Monday, May 12, 2014

Finding Wall Street Funny

Humor Of the Moneyed, By the Moneyed, For the Rest of Us

I've had this Wall Street Journal Magazine sitting on my desk for three weeks. (No, that's not the funny part.) On the cover Scarlett Johansson looks back with an expression somewhere between sultry and amnesic. My wife doesn't like it one bit. Probably because she is not amnesic and thus has a hard time being sultry for me.

The topic of this issue is The State of Taste; below this a teaser that invites us readers in a very upper-class font to find out how Scarlett 'does it her way'. Titillating words, meant to induce the reptilian part of my brain to make me flip through, looking for a flesh-heavy photo spread if not a pull-out centerfold.

I was quite disappointed.

As consolation I know that our esteemed financiers are not letting leggy fantasies of Scarlett Johansson distract them from their main and very real purpose of screwing all of us equally.

I enjoy flipping through magazines that fill the first several pages with advertisements by entities selling expensive things. I do not have an affinity for expensive things (maybe because I can not afford them but that is for my psychiatrist to figure out). What I do have an affinity for is humor, and magazines with ads for expensive things are usually pretty damn funny. And the funniest part is, the people who put them together aren't trying to be funny. Reminds me of Vanilla Ice.

Then there is the idea that there are a lot of people out there taking this magazine seriously, which is not so much funny as socially funereal.

The April 2014 edition of WSJ Magazine is a fairly hefty piece of work - due mainly to the glossy laminate which serves, we can assume, to lend a sense of import to the laughably droll haught slathered on each of its 104 pages.

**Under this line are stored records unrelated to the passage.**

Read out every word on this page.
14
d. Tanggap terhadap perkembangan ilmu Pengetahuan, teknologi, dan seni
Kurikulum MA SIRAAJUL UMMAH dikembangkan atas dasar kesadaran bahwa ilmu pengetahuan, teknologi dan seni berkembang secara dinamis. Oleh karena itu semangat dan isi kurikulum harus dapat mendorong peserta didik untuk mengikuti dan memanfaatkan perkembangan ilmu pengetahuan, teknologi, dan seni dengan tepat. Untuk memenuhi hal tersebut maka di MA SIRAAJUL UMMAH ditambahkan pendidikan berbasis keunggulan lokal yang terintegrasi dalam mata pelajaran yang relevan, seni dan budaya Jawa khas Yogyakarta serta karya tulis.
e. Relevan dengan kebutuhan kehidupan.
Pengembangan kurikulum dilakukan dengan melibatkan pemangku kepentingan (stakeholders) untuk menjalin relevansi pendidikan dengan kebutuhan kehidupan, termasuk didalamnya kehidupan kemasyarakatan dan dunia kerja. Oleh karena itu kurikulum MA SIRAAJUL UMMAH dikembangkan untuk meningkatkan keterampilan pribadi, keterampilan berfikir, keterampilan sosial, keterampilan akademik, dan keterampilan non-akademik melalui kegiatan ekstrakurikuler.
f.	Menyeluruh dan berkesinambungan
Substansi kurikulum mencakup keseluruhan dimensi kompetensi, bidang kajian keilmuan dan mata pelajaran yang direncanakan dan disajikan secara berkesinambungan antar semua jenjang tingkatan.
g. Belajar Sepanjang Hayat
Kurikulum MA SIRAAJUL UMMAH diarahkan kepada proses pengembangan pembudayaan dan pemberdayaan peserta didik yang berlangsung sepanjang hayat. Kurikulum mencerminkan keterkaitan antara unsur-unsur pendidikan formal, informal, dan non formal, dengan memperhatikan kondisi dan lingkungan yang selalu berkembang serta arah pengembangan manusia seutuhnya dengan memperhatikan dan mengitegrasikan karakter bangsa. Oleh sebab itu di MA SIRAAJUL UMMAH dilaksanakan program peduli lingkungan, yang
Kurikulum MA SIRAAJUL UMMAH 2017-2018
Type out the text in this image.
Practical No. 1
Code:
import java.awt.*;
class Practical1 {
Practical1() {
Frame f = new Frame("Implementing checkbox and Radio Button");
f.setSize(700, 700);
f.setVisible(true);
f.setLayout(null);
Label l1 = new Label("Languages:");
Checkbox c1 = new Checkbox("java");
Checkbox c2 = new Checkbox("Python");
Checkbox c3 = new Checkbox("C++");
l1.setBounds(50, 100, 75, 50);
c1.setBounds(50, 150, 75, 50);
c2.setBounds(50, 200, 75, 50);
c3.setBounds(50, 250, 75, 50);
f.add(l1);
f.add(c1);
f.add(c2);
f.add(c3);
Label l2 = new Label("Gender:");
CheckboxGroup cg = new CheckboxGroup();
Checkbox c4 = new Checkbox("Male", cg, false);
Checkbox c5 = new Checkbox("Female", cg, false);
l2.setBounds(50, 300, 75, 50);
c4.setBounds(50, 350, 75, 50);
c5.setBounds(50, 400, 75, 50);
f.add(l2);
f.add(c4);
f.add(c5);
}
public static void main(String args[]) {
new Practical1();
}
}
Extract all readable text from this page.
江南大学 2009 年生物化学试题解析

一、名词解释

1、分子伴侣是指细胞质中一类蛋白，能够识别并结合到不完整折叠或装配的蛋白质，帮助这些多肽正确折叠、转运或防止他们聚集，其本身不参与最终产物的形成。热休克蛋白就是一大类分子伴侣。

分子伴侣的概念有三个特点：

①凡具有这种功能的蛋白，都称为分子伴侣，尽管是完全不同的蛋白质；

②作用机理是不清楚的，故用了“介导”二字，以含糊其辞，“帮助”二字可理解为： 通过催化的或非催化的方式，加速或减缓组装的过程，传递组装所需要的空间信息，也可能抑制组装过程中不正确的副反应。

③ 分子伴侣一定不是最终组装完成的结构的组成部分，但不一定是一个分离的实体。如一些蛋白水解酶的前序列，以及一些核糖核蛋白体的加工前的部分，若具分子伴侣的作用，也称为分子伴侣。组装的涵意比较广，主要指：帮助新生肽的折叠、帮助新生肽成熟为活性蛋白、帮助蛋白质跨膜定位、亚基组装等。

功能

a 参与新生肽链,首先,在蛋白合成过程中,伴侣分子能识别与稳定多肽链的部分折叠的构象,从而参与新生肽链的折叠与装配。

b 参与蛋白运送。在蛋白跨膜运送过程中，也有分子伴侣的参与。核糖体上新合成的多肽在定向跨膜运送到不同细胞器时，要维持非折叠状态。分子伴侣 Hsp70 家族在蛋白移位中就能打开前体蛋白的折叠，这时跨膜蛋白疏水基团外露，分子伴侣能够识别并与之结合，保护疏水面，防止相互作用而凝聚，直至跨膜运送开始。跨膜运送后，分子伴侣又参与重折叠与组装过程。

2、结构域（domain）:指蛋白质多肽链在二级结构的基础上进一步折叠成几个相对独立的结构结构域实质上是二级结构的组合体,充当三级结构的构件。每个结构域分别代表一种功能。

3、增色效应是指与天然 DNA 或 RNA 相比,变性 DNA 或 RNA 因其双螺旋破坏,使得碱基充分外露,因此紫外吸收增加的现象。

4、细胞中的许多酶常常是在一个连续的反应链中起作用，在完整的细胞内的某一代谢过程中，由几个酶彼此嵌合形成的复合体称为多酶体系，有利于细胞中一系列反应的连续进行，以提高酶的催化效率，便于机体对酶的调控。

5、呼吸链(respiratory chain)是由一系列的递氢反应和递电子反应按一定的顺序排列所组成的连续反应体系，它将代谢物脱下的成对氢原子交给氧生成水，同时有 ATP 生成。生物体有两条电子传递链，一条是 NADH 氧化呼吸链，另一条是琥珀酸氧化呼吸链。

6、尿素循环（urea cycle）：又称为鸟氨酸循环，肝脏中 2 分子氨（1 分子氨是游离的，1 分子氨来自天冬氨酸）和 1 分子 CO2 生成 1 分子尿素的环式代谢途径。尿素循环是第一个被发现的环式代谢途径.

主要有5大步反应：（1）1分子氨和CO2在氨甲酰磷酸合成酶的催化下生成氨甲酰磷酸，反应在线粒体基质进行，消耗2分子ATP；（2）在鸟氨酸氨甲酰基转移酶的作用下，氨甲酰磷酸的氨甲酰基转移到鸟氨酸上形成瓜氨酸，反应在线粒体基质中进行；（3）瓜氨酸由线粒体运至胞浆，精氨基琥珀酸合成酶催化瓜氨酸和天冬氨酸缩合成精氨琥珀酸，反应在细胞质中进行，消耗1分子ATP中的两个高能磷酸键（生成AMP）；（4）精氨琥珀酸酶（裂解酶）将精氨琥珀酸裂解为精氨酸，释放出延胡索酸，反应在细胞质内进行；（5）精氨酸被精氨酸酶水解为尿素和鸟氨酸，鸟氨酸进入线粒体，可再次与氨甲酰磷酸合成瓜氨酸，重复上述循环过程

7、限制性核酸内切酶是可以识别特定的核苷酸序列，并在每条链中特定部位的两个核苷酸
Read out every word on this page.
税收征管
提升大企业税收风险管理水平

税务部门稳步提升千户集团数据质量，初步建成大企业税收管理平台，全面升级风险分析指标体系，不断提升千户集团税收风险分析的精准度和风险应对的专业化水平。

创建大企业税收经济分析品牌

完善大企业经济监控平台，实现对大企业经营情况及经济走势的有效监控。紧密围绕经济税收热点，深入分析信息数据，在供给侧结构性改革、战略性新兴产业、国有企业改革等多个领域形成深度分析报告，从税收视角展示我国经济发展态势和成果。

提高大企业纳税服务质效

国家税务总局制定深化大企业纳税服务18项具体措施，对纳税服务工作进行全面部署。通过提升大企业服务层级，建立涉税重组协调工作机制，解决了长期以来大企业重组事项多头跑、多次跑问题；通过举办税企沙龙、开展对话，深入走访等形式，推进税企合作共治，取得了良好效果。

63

Wait, back up. I shouldn't say that. There are, we can see with a little effort once we wipe the laughter-induced tears from our eyes, that there are some bits and pieces about some cool people doing some cool things - like Kate Orff on page 42. We need more people like her - and fewer people thinking they are actually saving a hundred bucks by signing up for the convenient recurring espresso capsule deliveries advertised on page 43. Yes folks, save a C-note on your Francis Francis espresso machine and claim your membership in the espresso capsule club, complete with 'exclusive benefits'.

What? The name of the espresso maker is Francis Francis? What the hell is that? The only two famous figures I know with repeating names are Sirhan Sirhan and Chitty Chitty Bang Bang and I don't want either of them associated with anything in my kitchen, thank you.
What rhymes with 'illy'?

But hey, to each his own buying habits, even if the all-important frother is sold separately, suckers. I'm not one to judge people's preferences.

I'm just the guy making fun of them.

The good editors at the WSJ provide us with so much fodder for fun in this one issue that I can not in good consciousness lay it all out in one spectacular and uproarious post, lest I run the risk of being sued by the many who will suffer a hernia or a fell-out-of-my-chair concussion from the hysterics. Therefore I'll hew the hilarity into a series of brief posts, offering this delectable smorgasbord of lunacy piecemeal. This will allow everyone to get on with the day without incident or injury.

No need to thank me directly. A share or a tweet will do.